The Pound Euro exchange rate (GBP/EUR) traded in a wide range last week, hitting a fresh 23-month high before relinquishing all of its gains.
This morning, GBP/EUR has slipped. The UK’s flash PMIs for January missed forecasts, while strong expansion in Germany’s manufacturing sector boosted the single currency.
What’s Been Happening: GBP/EUR Sheds Gains on Retail Sales Slump
The Euro (EUR) initially gained some ground against the Pound (GBP) last week. This was in part due to a better-than-expected ZEW economic sentiment score from Germany.
However, central bank policy divergence eventually pressured EUR to the downside.

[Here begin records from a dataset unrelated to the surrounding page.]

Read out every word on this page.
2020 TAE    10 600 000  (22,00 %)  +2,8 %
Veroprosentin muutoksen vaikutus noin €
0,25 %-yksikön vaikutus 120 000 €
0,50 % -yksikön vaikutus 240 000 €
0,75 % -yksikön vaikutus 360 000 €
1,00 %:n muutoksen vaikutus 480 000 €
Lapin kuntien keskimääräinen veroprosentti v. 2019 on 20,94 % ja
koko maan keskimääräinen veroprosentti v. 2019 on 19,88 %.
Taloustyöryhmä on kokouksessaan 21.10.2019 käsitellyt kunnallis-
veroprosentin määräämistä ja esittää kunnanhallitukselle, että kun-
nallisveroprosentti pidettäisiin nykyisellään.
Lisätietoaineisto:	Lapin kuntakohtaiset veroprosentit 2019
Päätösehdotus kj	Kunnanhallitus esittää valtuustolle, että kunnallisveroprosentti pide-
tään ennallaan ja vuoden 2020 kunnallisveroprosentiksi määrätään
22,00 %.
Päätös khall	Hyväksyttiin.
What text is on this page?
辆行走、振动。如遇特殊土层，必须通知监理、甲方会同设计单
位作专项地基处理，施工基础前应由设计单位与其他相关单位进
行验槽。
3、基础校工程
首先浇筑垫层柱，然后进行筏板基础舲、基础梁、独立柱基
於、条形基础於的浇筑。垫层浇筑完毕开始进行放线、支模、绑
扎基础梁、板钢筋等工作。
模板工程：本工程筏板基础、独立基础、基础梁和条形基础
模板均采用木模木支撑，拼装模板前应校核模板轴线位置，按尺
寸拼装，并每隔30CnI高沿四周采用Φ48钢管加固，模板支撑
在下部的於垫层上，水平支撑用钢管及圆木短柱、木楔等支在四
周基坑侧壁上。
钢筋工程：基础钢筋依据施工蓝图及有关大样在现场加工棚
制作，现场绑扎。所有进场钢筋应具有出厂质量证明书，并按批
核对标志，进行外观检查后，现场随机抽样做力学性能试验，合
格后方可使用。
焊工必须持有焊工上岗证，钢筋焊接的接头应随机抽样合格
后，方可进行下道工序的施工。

While markets expect the Federal Reserve and Bank of England (BoE) to tighten policy throughout 2022, the European Central Bank (ECB) maintains its dovish stance.
The single currency then regained its losses on Friday as a risk-off mood helped the safe-haven Euro recover against a weakening Pound.
Meanwhile, Sterling edged lower early last week as uncertainty around Boris Johnson’s future as Prime Minister prompted caution among GBP investors.
The Pound Euro exchange rate then held strong through most of the week. Upbeat jobs data and a higher-than-forecast inflation rate increased the likelihood of a BoE rate hike on 3 February.
Sterling couldn’t hold its gains, however, as UK retail sales slumped by 3.7% in December. This was far worse than the 0.6% contraction economists had expected.
Three Things to Watch Out for This Week
- UK Politics
With market-moving UK data thin on the ground this week, the country’s current political turmoil could drive GBP movement – particularly the findings of Sue Gray’s parties inquiry.
- Federal Reserve Interest Rate Decision
The Fed decision could affect GBP/EUR through its impact on risk appetite and through movements in the US Dollar (USD), due to EUR and USD’s negative correlation.
- Germany GDP Growth Rate
Markets expect Europe’s largest economy to have contracted by 0.2% in the fourth quarter of 2021, which could dent EUR.
Another week of volatility could be in store. UK political news and the Fed’s rate decision could impact markets in unexpected ways, while economic data releases and uncertainty around the Russia-Ukraine conflict add to the uncertainty.